I'm implementing a BST and believe it’s a good idea to use unique_ptr to represent child node ownership. However, I discovered that smart pointers cause the compiler to prefer branching over branchless code (specifically cmov). I’m using g++-13 to compile on Ubuntu 24.04.1 LTS. I tried using the ternary operator to encourage branchless code, but it hasn’t worked. Here’s a simple prototype
#include <memory>
#include <iostream>
struct node {
int val;
node* left_child;
node* right_child;
};
struct smart_node {
int val;
std::unique_ptr<smart_node> left_child;
std::unique_ptr<smart_node> right_child;
};
node*
__attribute__((noinline))
raw(node* root, int key) {
node* prev = root;
node* curr = prev -> left_child;
while (curr != nullptr) {
prev = curr;
bool comp = key < (curr -> val);
curr = comp ? curr -> left_child : curr -> right_child;
}
return prev;
}
smart_node*
__attribute__((noinline))
smart(std::unique_ptr<smart_node> root, int key) {
smart_node* prev = root.get();
smart_node* curr = prev -> left_child.get();
while (curr != nullptr) {
prev = curr;
bool comp = key < (curr -> val);
curr = comp ? curr -> left_child.get() : curr -> right_child.get();
}
return prev;
}
int main() {
// Use null instead of a non-degenerative tree to shorten the code
// I verified this doesn't cause the assembly of the two functions above to mutate
auto last1 = raw(nullptr, 1);
auto last2 = smart(std::make_unique<smart_node>(), 1);
std::cout << last1 -> val << last2 -> val;
}
Below is the assembly code for the loop in raw
.
1310: 48 89 c2 mov %rax,%rdx
1313: 48 8b 42 10 mov 0x10(%rdx),%rax
1317: 3b 32 cmp (%rdx),%esi
1319: 48 0f 4c 42 08 cmovl 0x8(%rdx),%rax
131e: 48 85 c0 test %rax,%rax
1321: 75 ed jne 1310 <_Z3rawP4nodei+0x20>
Below is the assembly code for the loop in smart
.
1360: 48 8b 50 08 mov 0x8(%rax),%rdx
1364: 48 85 d2 test %rdx,%rdx
1367: 74 10 je 1379 <_Z5smartSt10unique_ptrI10smart_nodeSt14default_deleteIS0_EEi+0x39>
1369: 48 89 d0 mov %rdx,%rax
136c: 3b 30 cmp (%rax),%esi
136e: 7c f0 jl 1360 <_Z5smartSt10unique_ptrI10smart_nodeSt14default_deleteIS0_EEi+0x20>
1370: 48 8b 50 10 mov 0x10(%rax),%rdx
1374: 48 85 d2 test %rdx,%rdx
1377: 75 f0 jne 1369 <_Z5smartSt10unique_ptrI10smart_nodeSt14default_deleteIS0_EEi+0x29>
In benchmark (2e6 call to a tree with 2e6 nodes), the branching code takes about 1.4x time the branchless version. I used RelWithDebInfo
so O2 optimization is on. My question is how I can force compiler to use cmov
? I read this post and it seems that there is no clean way to force this behavior. If it is not possible, I'd like to know why the compiler generates different code for the two cases.
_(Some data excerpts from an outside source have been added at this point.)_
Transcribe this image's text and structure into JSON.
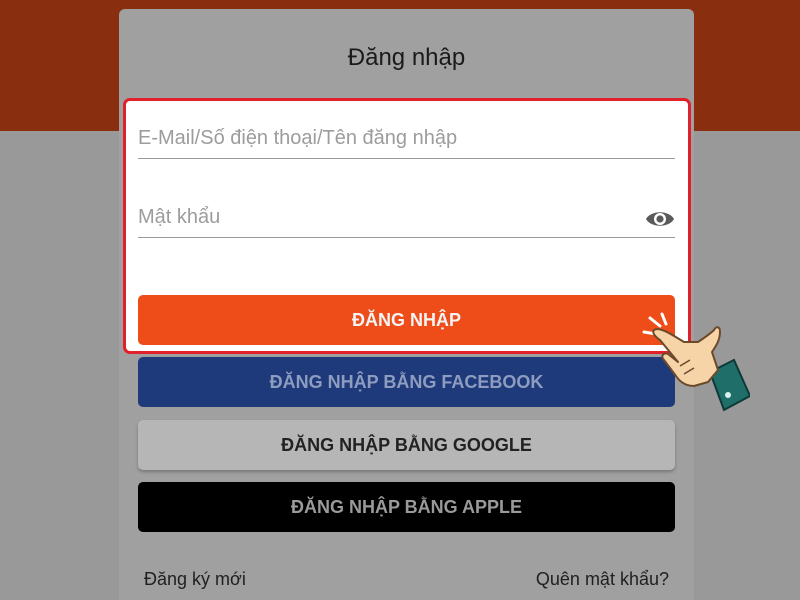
{
  "form": {
    "title": "Đăng nhập",
    "email_placeholder": "E-Mail/Số điện thoại/Tên đăng nhập",
    "password_placeholder": "Mật khẩu",
    "password_toggle_icon": "eye-icon"
  },
  "buttons": {
    "login": "ĐĂNG NHẬP",
    "facebook": "ĐĂNG NHẬP BẰNG FACEBOOK",
    "google": "ĐĂNG NHẬP BẰNG GOOGLE",
    "apple": "ĐĂNG NHẬP BẰNG APPLE"
  },
  "links": {
    "register": "Đăng ký mới",
    "forgot_password": "Quên mật khẩu?"
  },
  "colors": {
    "brand_orange": "#ee4d1a",
    "highlight_border": "#e0202a",
    "facebook_blue": "#1f3a7a",
    "apple_black": "#000000"
  },
  "annotation": {
    "pointer_icon": "pointing-hand-icon"
  }
}
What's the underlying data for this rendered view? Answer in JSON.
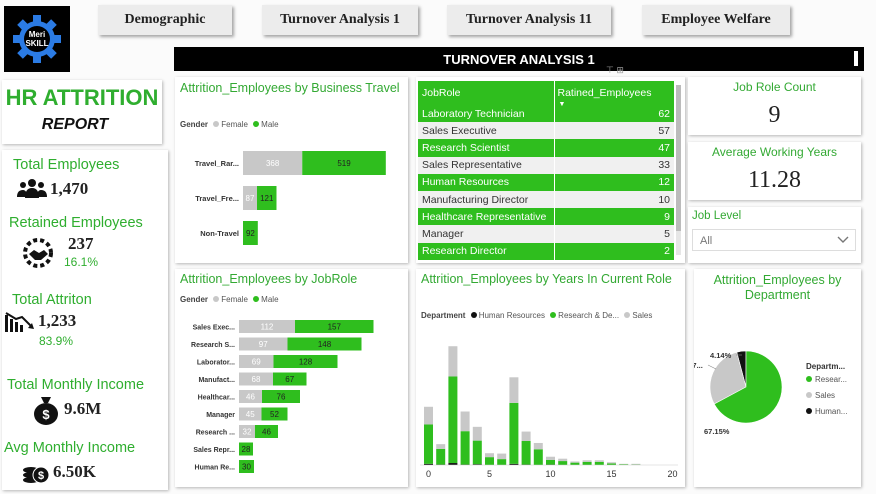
{
  "logo": {
    "line1": "Meri",
    "line2": "SKILL"
  },
  "nav": {
    "tabs": [
      "Demographic",
      "Turnover Analysis 1",
      "Turnover Analysis 11",
      "Employee Welfare"
    ]
  },
  "banner": {
    "title": "TURNOVER ANALYSIS 1"
  },
  "report": {
    "title": "HR ATTRITION",
    "subtitle": "REPORT"
  },
  "kpis": {
    "total_employees": {
      "label": "Total Employees",
      "value": "1,470"
    },
    "retained": {
      "label": "Retained Employees",
      "value": "237",
      "pct": "16.1%"
    },
    "attrition": {
      "label": "Total Attriton",
      "value": "1,233",
      "pct": "83.9%"
    },
    "monthly_income": {
      "label": "Total Monthly Income",
      "value": "9.6M"
    },
    "avg_income": {
      "label": "Avg Monthly Income",
      "value": "6.50K"
    }
  },
  "cards": {
    "job_role_count": {
      "label": "Job Role Count",
      "value": "9"
    },
    "avg_working_years": {
      "label": "Average Working Years",
      "value": "11.28"
    },
    "job_level": {
      "label": "Job Level",
      "value": "All"
    }
  },
  "colors": {
    "male": "#2fbe1e",
    "female": "#c8c8c8",
    "human_resources": "#111111",
    "research": "#2fbe1e",
    "sales": "#c8c8c8",
    "accent_text": "#33a933"
  },
  "table": {
    "headers": [
      "JobRole",
      "Ratined_Employees"
    ],
    "rows": [
      [
        "Laboratory Technician",
        "62"
      ],
      [
        "Sales Executive",
        "57"
      ],
      [
        "Research Scientist",
        "47"
      ],
      [
        "Sales Representative",
        "33"
      ],
      [
        "Human Resources",
        "12"
      ],
      [
        "Manufacturing Director",
        "10"
      ],
      [
        "Healthcare Representative",
        "9"
      ],
      [
        "Manager",
        "5"
      ],
      [
        "Research Director",
        "2"
      ]
    ]
  },
  "chart_data": [
    {
      "type": "bar",
      "title": "Attrition_Employees by Business Travel",
      "legend_title": "Gender",
      "orientation": "horizontal",
      "stacked": true,
      "categories": [
        "Travel_Rar...",
        "Travel_Fre...",
        "Non-Travel"
      ],
      "series": [
        {
          "name": "Female",
          "values": [
            368,
            87,
            null
          ]
        },
        {
          "name": "Male",
          "values": [
            519,
            121,
            92
          ]
        }
      ]
    },
    {
      "type": "bar",
      "title": "Attrition_Employees by JobRole",
      "legend_title": "Gender",
      "orientation": "horizontal",
      "stacked": true,
      "categories": [
        "Sales Exec...",
        "Research S...",
        "Laborator...",
        "Manufact...",
        "Healthcar...",
        "Manager",
        "Research ...",
        "Sales Repr...",
        "Human Re..."
      ],
      "series": [
        {
          "name": "Female",
          "values": [
            112,
            97,
            69,
            68,
            46,
            45,
            32,
            null,
            null
          ]
        },
        {
          "name": "Male",
          "values": [
            157,
            148,
            128,
            67,
            76,
            52,
            46,
            28,
            30
          ]
        }
      ]
    },
    {
      "type": "bar",
      "title": "Attrition_Employees by Years In Current Role",
      "legend_title": "Department",
      "stacked": true,
      "x": [
        0,
        1,
        2,
        3,
        4,
        5,
        6,
        7,
        8,
        9,
        10,
        11,
        12,
        13,
        14,
        15,
        16,
        17,
        18,
        19,
        20
      ],
      "xticks": [
        0,
        5,
        10,
        15,
        20
      ],
      "series": [
        {
          "name": "Human Resources",
          "values": [
            3,
            1,
            5,
            1,
            2,
            0,
            0,
            3,
            1,
            0,
            1,
            0,
            0,
            0,
            0,
            0,
            0,
            0,
            0,
            0,
            0
          ]
        },
        {
          "name": "Research & De...",
          "values": [
            100,
            40,
            220,
            85,
            60,
            20,
            15,
            155,
            60,
            40,
            12,
            10,
            6,
            8,
            8,
            4,
            2,
            1,
            0,
            0,
            0
          ]
        },
        {
          "name": "Sales",
          "values": [
            45,
            12,
            77,
            50,
            35,
            10,
            14,
            65,
            24,
            16,
            8,
            6,
            3,
            4,
            4,
            3,
            1,
            2,
            0,
            0,
            0
          ]
        }
      ]
    },
    {
      "type": "pie",
      "title": "Attrition_Employees by Department",
      "legend_title": "Departm...",
      "labels": [
        "Resear...",
        "Sales",
        "Human..."
      ],
      "values": [
        67.15,
        28.7,
        4.14
      ],
      "data_labels": [
        "67.15%",
        "28.7...",
        "4.14%"
      ]
    }
  ]
}
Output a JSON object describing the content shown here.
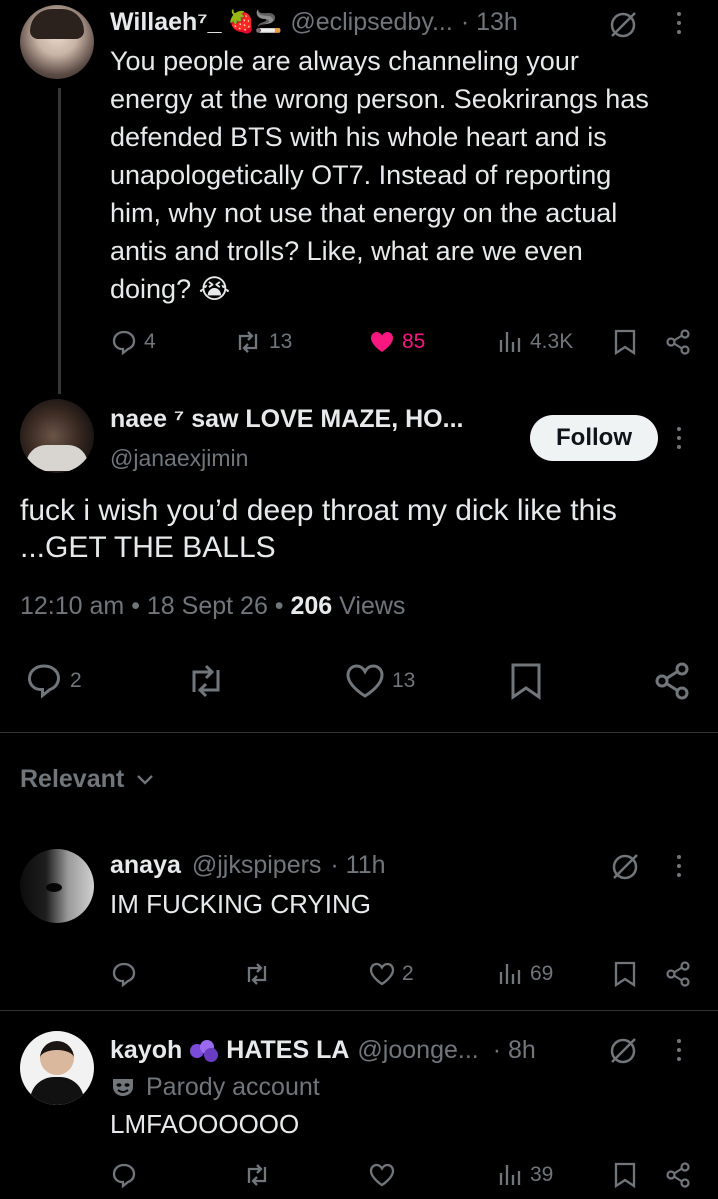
{
  "tweet1": {
    "display_name": "Willaeh⁷_",
    "name_emojis": "🍓🚬",
    "handle": "@eclipsedby...",
    "time": "· 13h",
    "text_lines": [
      "You people are always channeling your",
      "energy at the wrong person. Seokrirangs has",
      "defended BTS with his whole heart and is",
      "unapologetically OT7. Instead of reporting",
      "him, why not use that energy on the actual",
      "antis and trolls? Like, what are we even",
      "doing? 😭"
    ],
    "replies": "4",
    "reposts": "13",
    "likes": "85",
    "views": "4.3K"
  },
  "main_tweet": {
    "display_name": "naee ⁷ saw LOVE MAZE, HO...",
    "handle": "@janaexjimin",
    "follow_label": "Follow",
    "text_lines": [
      "fuck i wish you’d deep throat my dick like this",
      "...GET THE BALLS"
    ],
    "time": "12:10 am",
    "date": "18 Sept 26",
    "views_count": "206",
    "views_label": "Views",
    "replies": "2",
    "likes": "13"
  },
  "filter": {
    "label": "Relevant"
  },
  "reply1": {
    "display_name": "anaya",
    "handle": "@jjkspipers",
    "time": "· 11h",
    "text": "IM FUCKING CRYING",
    "likes": "2",
    "views": "69"
  },
  "reply2": {
    "display_name": "kayoh",
    "name_extra": "HATES LA",
    "handle": "@joonge...",
    "time": "· 8h",
    "badge": "Parody account",
    "text": "LMFAOOOOOO",
    "views": "39"
  },
  "colors": {
    "like_active": "#f91880",
    "muted": "#71767b",
    "text": "#e7e9ea"
  }
}
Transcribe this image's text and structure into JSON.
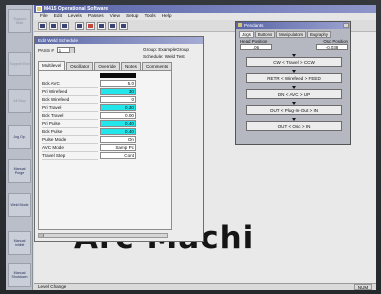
{
  "sidebar": {
    "items": [
      {
        "label": "Support Start"
      },
      {
        "label": "Support End"
      },
      {
        "label": "All Stop"
      },
      {
        "label": "Jog Op."
      },
      {
        "label": "Manual Purge"
      },
      {
        "label": "Weld Mode"
      },
      {
        "label": "Manual Inhibit"
      },
      {
        "label": "Manual Shutdown"
      }
    ]
  },
  "app": {
    "title": "M415 Operational Software",
    "menu": [
      "File",
      "Edit",
      "Levels",
      "Passes",
      "View",
      "Setup",
      "Tools",
      "Help"
    ],
    "toolbar_icons": [
      "open-icon",
      "save-icon",
      "print-icon",
      "document-icon",
      "stop-icon",
      "weld-icon",
      "copy-icon",
      "help-icon"
    ]
  },
  "weld_window": {
    "title": "Edit Weld Schedule",
    "pass_label": "PASS #",
    "pass_value": "1",
    "group": "Group: ExampleGroup",
    "schedule": "Schedule: Weld Test",
    "tabs": [
      "Multilevel",
      "Oscillator",
      "Override",
      "Notes",
      "Comments"
    ],
    "params": [
      {
        "label": "Bck AVC",
        "value": "5.0",
        "highlight": false
      },
      {
        "label": "Pri Wirefeed",
        "value": "30",
        "highlight": true
      },
      {
        "label": "Bck Wirefeed",
        "value": "0",
        "highlight": false
      },
      {
        "label": "Pri Travel",
        "value": "0.30",
        "highlight": true
      },
      {
        "label": "Bck Travel",
        "value": "0.00",
        "highlight": false
      },
      {
        "label": "Pri Pulse",
        "value": "0.40",
        "highlight": true
      },
      {
        "label": "Bck Pulse",
        "value": "0.40",
        "highlight": true
      },
      {
        "label": "Pulse Mode",
        "value": "On",
        "highlight": false
      },
      {
        "label": "AVC Mode",
        "value": "Samp Pc",
        "highlight": false
      },
      {
        "label": "Travel Step",
        "value": "Cont",
        "highlight": false
      }
    ]
  },
  "background_text": "Arc Machi",
  "pendant": {
    "title": "Pendants",
    "tabs": [
      "Jogs",
      "Buttons",
      "Manipulators",
      "Bugraphy"
    ],
    "head_position_label": "Head Position",
    "osc_position_label": "Osc Position",
    "head_position_value": ".06",
    "osc_position_value": "-0.038",
    "buttons": [
      "CW < Travel > CCW",
      "RETR < Wirefeed > FEED",
      "DN < AVC > UP",
      "OUT < Plug-In-Out > IN",
      "OUT < Osc > IN"
    ]
  },
  "status": {
    "left": "Level Change",
    "right": "NUM"
  }
}
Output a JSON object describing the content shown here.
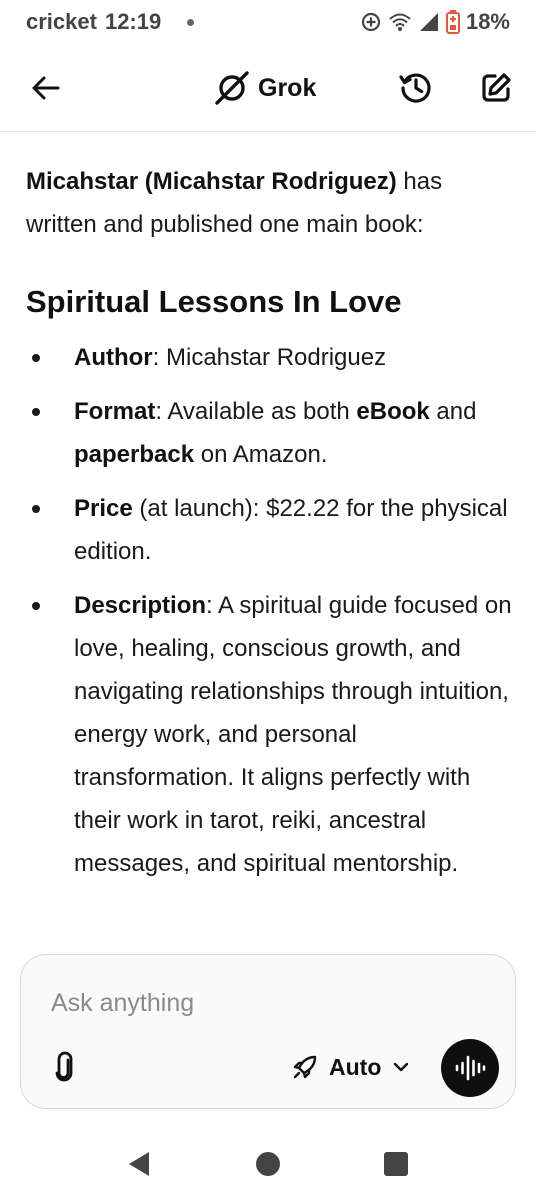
{
  "status_bar": {
    "carrier": "cricket",
    "time": "12:19",
    "battery": "18%",
    "icons": [
      "data-saver-icon",
      "wifi-icon",
      "signal-icon",
      "battery-low-icon"
    ]
  },
  "header": {
    "title": "Grok",
    "icons": [
      "back-arrow-icon",
      "grok-logo-icon",
      "history-icon",
      "new-chat-icon"
    ]
  },
  "message": {
    "intro_bold": "Micahstar (Micahstar Rodriguez)",
    "intro_rest": " has written and published one main book:",
    "book_title": "Spiritual Lessons In Love",
    "bullets": [
      {
        "label": "Author",
        "parts": [
          ": Micahstar Rodriguez"
        ]
      },
      {
        "label": "Format",
        "p1": ": Available as both ",
        "b1": "eBook",
        "p2": " and ",
        "b2": "paperback",
        "p3": " on Amazon."
      },
      {
        "label": "Price",
        "text": " (at launch): $22.22 for the physical edition."
      },
      {
        "label": "Description",
        "text": ": A spiritual guide focused on love, healing, conscious growth, and navigating relationships through intuition, energy work, and personal transformation. It aligns perfectly with their work in tarot, reiki, ancestral messages, and spiritual mentorship."
      }
    ]
  },
  "composer": {
    "placeholder": "Ask anything",
    "value": "",
    "mode": "Auto",
    "icons": [
      "paperclip-icon",
      "rocket-icon",
      "chevron-down-icon",
      "voice-waveform-icon"
    ]
  },
  "nav_bar": {
    "icons": [
      "nav-back-icon",
      "nav-home-icon",
      "nav-recents-icon"
    ]
  },
  "colors": {
    "text": "#111111",
    "border": "#d9d9d9",
    "voice_button": "#0f0f0f",
    "battery_warning": "#e8563a"
  }
}
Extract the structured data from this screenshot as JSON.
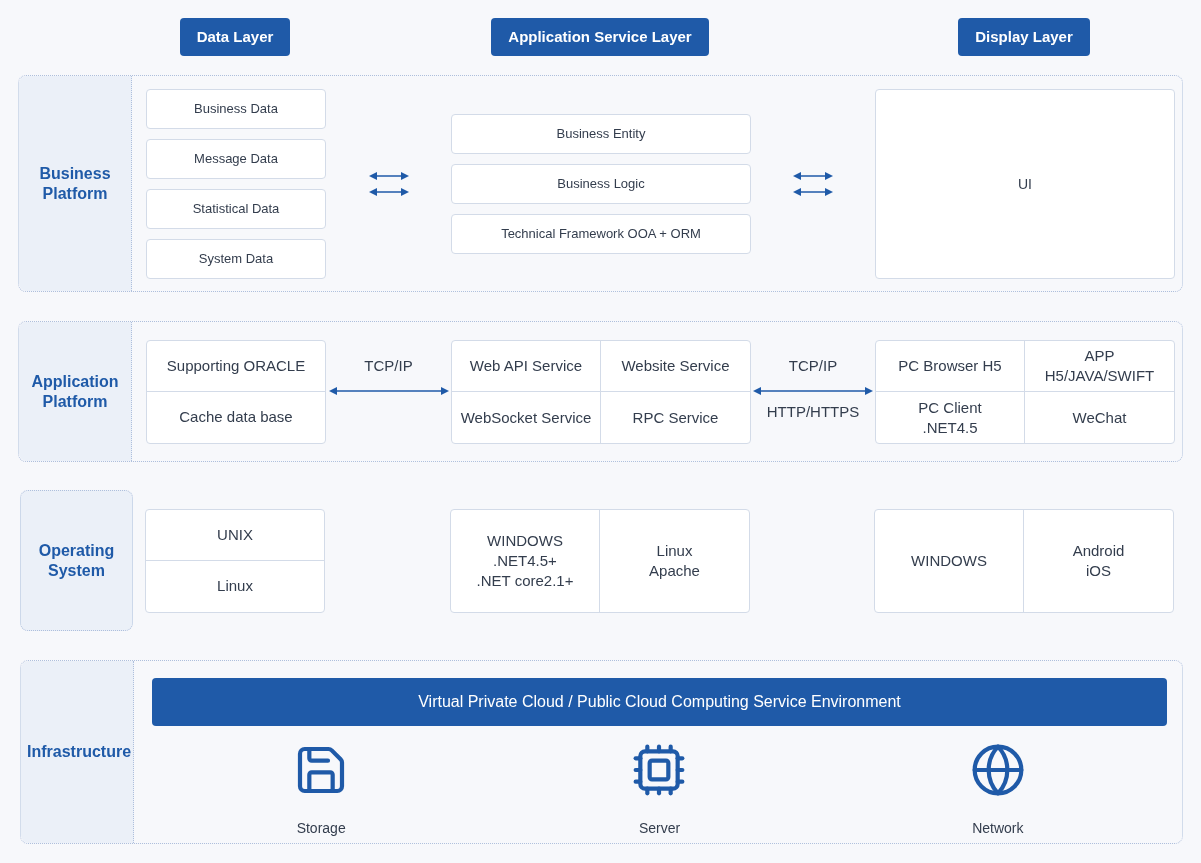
{
  "column_headers": [
    "Data Layer",
    "Application Service Layer",
    "Display Layer"
  ],
  "business_platform": {
    "label": "Business Platform",
    "data": [
      "Business Data",
      "Message Data",
      "Statistical Data",
      "System Data"
    ],
    "services": [
      "Business Entity",
      "Business Logic",
      "Technical Framework OOA + ORM"
    ],
    "display": "UI"
  },
  "application_platform": {
    "label": "Application Platform",
    "data": [
      "Supporting ORACLE",
      "Cache data base"
    ],
    "left_link": "TCP/IP",
    "services": [
      "Web API Service",
      "Website Service",
      "WebSocket Service",
      "RPC Service"
    ],
    "right_link_top": "TCP/IP",
    "right_link_bottom": "HTTP/HTTPS",
    "display": [
      "PC Browser H5",
      "APP\nH5/JAVA/SWIFT",
      "PC Client\n.NET4.5",
      "WeChat"
    ]
  },
  "operating_system": {
    "label": "Operating System",
    "data": [
      "UNIX",
      "Linux"
    ],
    "services": [
      "WINDOWS\n.NET4.5+\n.NET core2.1+",
      "Linux\nApache"
    ],
    "display": [
      "WINDOWS",
      "Android\niOS"
    ]
  },
  "infrastructure": {
    "label": "Infrastructure",
    "banner": "Virtual Private Cloud / Public Cloud Computing Service Environment",
    "items": [
      {
        "kind": "storage",
        "label": "Storage"
      },
      {
        "kind": "server",
        "label": "Server"
      },
      {
        "kind": "network",
        "label": "Network"
      }
    ]
  }
}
To clarify, I don't want assembly since it is not portable. I used assembly to force the branchless version, but it is not the direction I want to pursue.
g++ 13 indeed produces worse code for the smart pointers. Newer versions of gcc (14.2) seem to produce almost identical code, though.
You can get even better assembly by eliminating even the inlined branch entirely while still holding the branches in unique pointers.
struct sv_node {
int val;
std::array<std::unique_ptr<sv_node>,2> child{};
};
sv_node*
__attribute__((noinline))
svec(sv_node* root, int key) {
auto prev = root;
auto curr = prev->child[0].get();
while (curr != nullptr) {
prev = curr;
bool const comp = key >= (curr->val);
curr = curr->child[comp].get();
}
return prev;
}
This produces the following assembly with gcc 13.3:
svec(sv_node*, int):
mov rdx, QWORD PTR [rdi+8]
test rdx, rdx
je .L19
.L21:
xor eax, eax
cmp DWORD PTR [rdx], esi
mov rdi, rdx
setle al
mov rdx, QWORD PTR [rdx+8+rax*8]
test rdx, rdx
jne .L21
.L19:
mov rax, rdi
ret
You can also, instead of using std::array<std::unique_ptr<node>,2>
, make it an std::vector<node>
with similar assembly but slightly different traversal logic. And I suspect similar performance.
However, very importantly, in order to figure out performance, you have to benchmark. Just looking at assembly will not be sufficient.